Türkiye’nin geldiği nokta ve dünyadaki konumu hiç olmadığı kadar güçlü, hiç olmadığı kadar stratejik.  Ama bir o kadar içerde algı ters oranda olumsuz ilerliyor.  Dalgalara kapılır gibi algılara katılıyoruz hızla.

Oysa Türkiye Cumhuriyetin 100. yılını 21 ay sonra dolduracak. Yeni bir heyecan yeni bir vizyon çizmek için fırsat var önümüzde. 

Aslında devlet olarak, bütün siyasi yapılar olarak, halk olarak Cumhuriyet’in 100. Yılına hazırlanmamız gerekir.  Ama hiçbir hazırlığı ve hiçbir çabayı görmüyoruz. 

Benim şahsi görüşüm aslında Meclis’in Açılışının 100. Yılı Cumhuriyet’in ilanının 100. Yılından daha önemliydi.  Böyle bir konuyu hiçbir vizyon, hiçbir etkinlik, hiçbir ufuk çizecek hazırlığın dahi yanından geçmeden heba ettik. Bu konuda iktidar partisinin ve Meclis idaresinin ihmali olduğunu varsaysak bile muhalefet partilerinin gündemine hiç girmemesi ise daha dikkat çekiciydi.

Bu Meclis kurtuluş mücadelesi vermiş, yeni bir devleti kurulmuş ve yönetmiş,  Cumhuriyeti ilan etmşti oysa. Yani bugünkü Türkiye’nin varlığının vesilesidir.

Bu nedenle benim gözümde Meclis’in Açılışının 100. Yılında devletin, iktidar ve muhalefetin, SKT’ların, üniversitelerin, bilim dünyasının yeni bir vizyon ortaya koyması gerekirdi. Maalesef böyle bir imkân heba ve israf edilmiştir.

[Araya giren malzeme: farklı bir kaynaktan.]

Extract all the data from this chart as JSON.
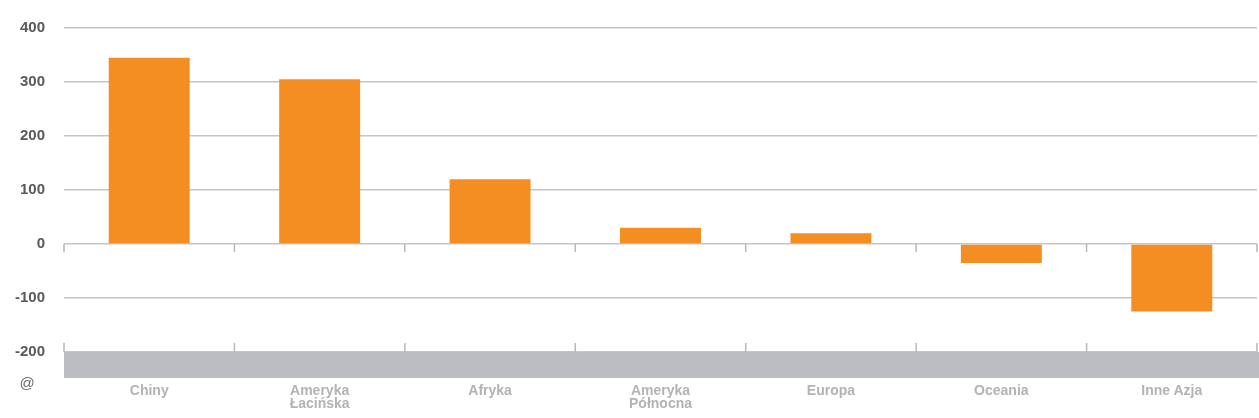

Hiç kimse korona virüs salgını bahanesinin arkasına sıvınmasın. Çünkü üç-beş konser ile üç-beş seminer ve konferansın iptali ile açıklanamaz bu durum.

Şimdi önümüzde Cumhuriyet’in 100. Yılı var. Fakat 21 ay sonra Cumhuriyet’in 100. Yılını dolduracak olmamıza rağmen hiçbir hava yok ortada. Belki üç-beş konser, üç-beş kutlama hazırlıkları yapılıyor olabilir. Dediğim farklı. Tam aksine yeni bir vizyon yeni bir ufuk, yeni bir atılım sözünü ettiğim.

100 yıl önce Meclis’in açılışı ve Cumhuriyetin ilanı varoluş mücadelemizdi. Bugün bu vizyonun üzerine çıkma zorunluluğu vardır.

Meclis’in Açılışının 100. Yılı konusunda kaçırdığımız fırsatı Cumhuriyet’in ilanının 100. Yılı konusunda kaçırmamalıyız. Bir tarafta toplumun dâhil edileceği yeni bir heyecan oluşturulmak zorundadır.  Bu heyecanın göbeğinde toplumun bütün kesimleri ile birlikte devlet olmalıdır. Devletle birlikte siyasi partiler, STK’lar, üniversiteler, bilim dünyası, spor dünyası, kültür-sanat dünyası, ekonomi-sanayi, ticaret dünyası olmalı. Hepsinden önemlisi teknoloji ve siber dünya olmalıdır.

Bu heyecana bütün Türk dünyası ve İslam dünyası dâhil edilmelidir özellikle.

Ama biz bu heyecanı duymamız gerekirken Türkiye’de neleri tartışıyor, hangi gündemlerle uğraşıyoruz?

Eğer önümüzdeki 2023 vizyonunu da lüzumsuz boş gündemlerle heba edersek kimseye mana bulmamıza gerek yoktur. Başta iktidar olmak üzere başta bütün siyaset kurumları ve devlet bu konuda sorumludur.